Friday, February 24, 2023

Nihiloptimism

I wrote in a recent review that I have difficulty balancing between anxiety and apathy. I either care too much or not enough. 

This manifests in my consumer habits. If I'm buying something for aesthetic or entertainment value, I tend toward apathy. Most art is great in one way or another, so variety drives my decisions. It's one reason Spotify is a guilty pleasure of mine: it's terrible for actually paying musicians, but amazing for discovering music I've never heard.

But when the subject is something closer to my heart---more sacred---I'm paralyzed with indecision and doubt. I spent over a year shopping for my last guitar. Same story for the laptop I'm using to write this. The more important it feels, the more easily I freeze. 

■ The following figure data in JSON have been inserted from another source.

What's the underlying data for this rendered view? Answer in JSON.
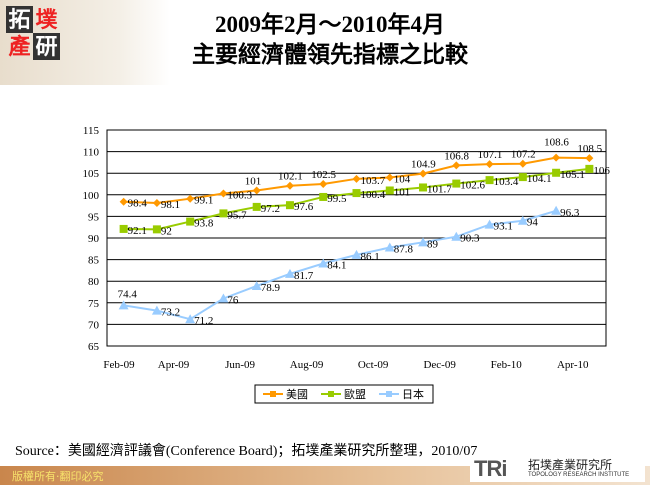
{
  "header": {
    "title_line1": "2009年2月～2010年4月",
    "title_line2": "主要經濟體領先指標之比較",
    "logo_chars": [
      "拓",
      "墣",
      "產",
      "研"
    ]
  },
  "chart_data": {
    "type": "line",
    "categories": [
      "Feb-09",
      "Mar-09",
      "Apr-09",
      "May-09",
      "Jun-09",
      "Jul-09",
      "Aug-09",
      "Sep-09",
      "Oct-09",
      "Nov-09",
      "Dec-09",
      "Jan-10",
      "Feb-10",
      "Mar-10",
      "Apr-10"
    ],
    "tick_labels": [
      "Feb-09",
      "Apr-09",
      "Jun-09",
      "Aug-09",
      "Oct-09",
      "Dec-09",
      "Feb-10",
      "Apr-10"
    ],
    "ylim": [
      65,
      115
    ],
    "yticks": [
      65,
      70,
      75,
      80,
      85,
      90,
      95,
      100,
      105,
      110,
      115
    ],
    "grid": true,
    "legend_position": "bottom",
    "series": [
      {
        "name": "美國",
        "color": "#ff9900",
        "marker": "diamond",
        "values": [
          98.4,
          98.1,
          99.1,
          100.3,
          101,
          102.1,
          102.5,
          103.7,
          104,
          104.9,
          106.8,
          107.1,
          107.2,
          108.6,
          108.5
        ]
      },
      {
        "name": "歐盟",
        "color": "#99cc00",
        "marker": "square",
        "values": [
          92.1,
          92,
          93.8,
          95.7,
          97.2,
          97.6,
          99.5,
          100.4,
          101,
          101.7,
          102.6,
          103.4,
          104.1,
          105.1,
          106
        ]
      },
      {
        "name": "日本",
        "color": "#99ccff",
        "marker": "triangle",
        "values": [
          74.4,
          73.2,
          71.2,
          76,
          78.9,
          81.7,
          84.1,
          86.1,
          87.8,
          89,
          90.3,
          93.1,
          94,
          96.3,
          null
        ]
      }
    ]
  },
  "source": "Source：美國經濟評議會(Conference Board)；拓墣產業研究所整理，2010/07",
  "footer": {
    "copyright": "版權所有‧翻印必究",
    "brand": "TRi",
    "brand_cn": "拓墣產業研究所",
    "brand_en": "TOPOLOGY RESEARCH INSTITUTE"
  }
}
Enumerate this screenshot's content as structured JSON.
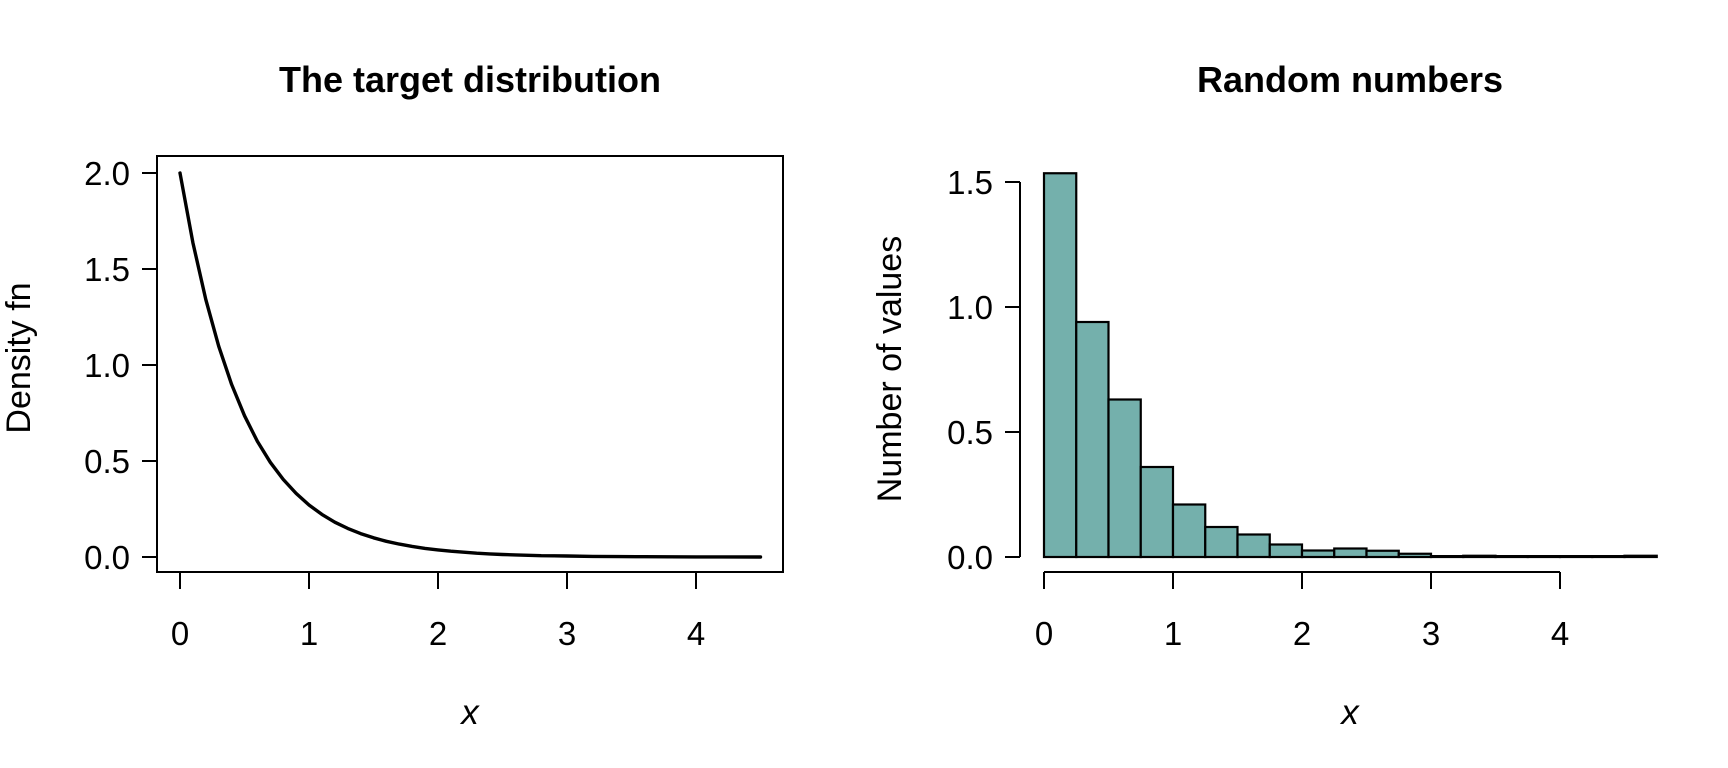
{
  "figure": {
    "background": "#ffffff",
    "text_color": "#000000"
  },
  "chart_data": [
    {
      "type": "line",
      "title": "The target distribution",
      "xlabel": "x",
      "ylabel": "Density fn",
      "x_ticks": [
        0,
        1,
        2,
        3,
        4
      ],
      "x_tick_labels": [
        "0",
        "1",
        "2",
        "3",
        "4"
      ],
      "y_ticks": [
        0.0,
        0.5,
        1.0,
        1.5,
        2.0
      ],
      "y_tick_labels": [
        "0.0",
        "0.5",
        "1.0",
        "1.5",
        "2.0"
      ],
      "xlim": [
        -0.18,
        4.68
      ],
      "ylim": [
        -0.08,
        2.08
      ],
      "grid": false,
      "frame_box": true,
      "line_color": "#000000",
      "line_width": 3.4,
      "points": [
        [
          0.0,
          2.0
        ],
        [
          0.1,
          1.637
        ],
        [
          0.2,
          1.341
        ],
        [
          0.3,
          1.098
        ],
        [
          0.4,
          0.899
        ],
        [
          0.5,
          0.736
        ],
        [
          0.6,
          0.602
        ],
        [
          0.7,
          0.493
        ],
        [
          0.8,
          0.404
        ],
        [
          0.9,
          0.331
        ],
        [
          1.0,
          0.271
        ],
        [
          1.1,
          0.222
        ],
        [
          1.2,
          0.181
        ],
        [
          1.3,
          0.149
        ],
        [
          1.4,
          0.122
        ],
        [
          1.5,
          0.1
        ],
        [
          1.6,
          0.082
        ],
        [
          1.7,
          0.067
        ],
        [
          1.8,
          0.055
        ],
        [
          1.9,
          0.045
        ],
        [
          2.0,
          0.037
        ],
        [
          2.1,
          0.03
        ],
        [
          2.2,
          0.025
        ],
        [
          2.3,
          0.02
        ],
        [
          2.4,
          0.016
        ],
        [
          2.5,
          0.013
        ],
        [
          2.6,
          0.011
        ],
        [
          2.7,
          0.009
        ],
        [
          2.8,
          0.007
        ],
        [
          2.9,
          0.006
        ],
        [
          3.0,
          0.005
        ],
        [
          3.2,
          0.003
        ],
        [
          3.4,
          0.002
        ],
        [
          3.6,
          0.0015
        ],
        [
          3.8,
          0.001
        ],
        [
          4.0,
          0.0007
        ],
        [
          4.2,
          0.0004
        ],
        [
          4.5,
          0.0002
        ]
      ]
    },
    {
      "type": "bar",
      "subtype": "histogram",
      "title": "Random numbers",
      "xlabel": "x",
      "ylabel": "Number of values",
      "x_ticks": [
        0,
        1,
        2,
        3,
        4
      ],
      "x_tick_labels": [
        "0",
        "1",
        "2",
        "3",
        "4"
      ],
      "y_ticks": [
        0.0,
        0.5,
        1.0,
        1.5
      ],
      "y_tick_labels": [
        "0.0",
        "0.5",
        "1.0",
        "1.5"
      ],
      "xlim": [
        -0.19,
        4.94
      ],
      "ylim": [
        -0.06,
        1.55
      ],
      "grid": false,
      "frame_box": false,
      "bin_start": 0,
      "bin_width": 0.25,
      "densities": [
        1.535,
        0.94,
        0.63,
        0.36,
        0.21,
        0.12,
        0.09,
        0.05,
        0.026,
        0.034,
        0.025,
        0.013,
        0,
        0.005,
        0,
        0,
        0,
        0,
        0.005
      ],
      "bar_fill": "#74b0ac",
      "bar_stroke": "#000000"
    }
  ]
}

I see it as a trade-off. Leaning into apathy helps me make quick decisions and lowers my stress level. Favoring anxiety, or at least caution, is more productive for intensive research and long-term . I'm curious if this is the way most people operate and how aware they are of their tendencies. If anything, my description is likely an exaggerated version of the norm (which likely means I'm neurodivergent, overly self-critical, or a bit of both).

Writing is important to me, which is why I have so much difficulty publishing my work. Perfectionism takes over. Arranging words on the page has sparked my passion since I first learned how to do it. This blog is, in large part, an exercise in spontaneity. Even though I still analyze these posts too closely, I've made it a goal to publish regularly. I know it won't be perfect, but it will exist

In his book Uh Oh, Robert Fulgham, wrote (anecdotally) about the difference in attitude between Kindergarteners and college students with respect to creativity. When asked who could draw, every student in the younger cohort volunteered. What should I draw? A dog? With a fire hydrant? In the jungle? No problem. The undergrads hesitated, refused, or offered caveats: I can only draw trees. Faces are hard. My technique is sloppy. 

His point, I think, was that we learn to limit ourselves with social pressure, hypersensitivity, and pessimism as we age. This can trend the other way as well: overconfidence evolves into arrogance. Left unchecked, our self-judgment distorts to the extremes of grandeur or despair. At some point, the best option is to stop caring so much. Discard perfection for its much more valuable enemy: progress. 

I'd like to say I've perfected this technique. I've read over this post several times already, and I'm not truly satisfied. But I'm writing regularly, and habits matter most. Discovering the threshold for "good enough" is valuable in its own right. I'll figure out perfection later. In the meantime, publishing blog posts feels good.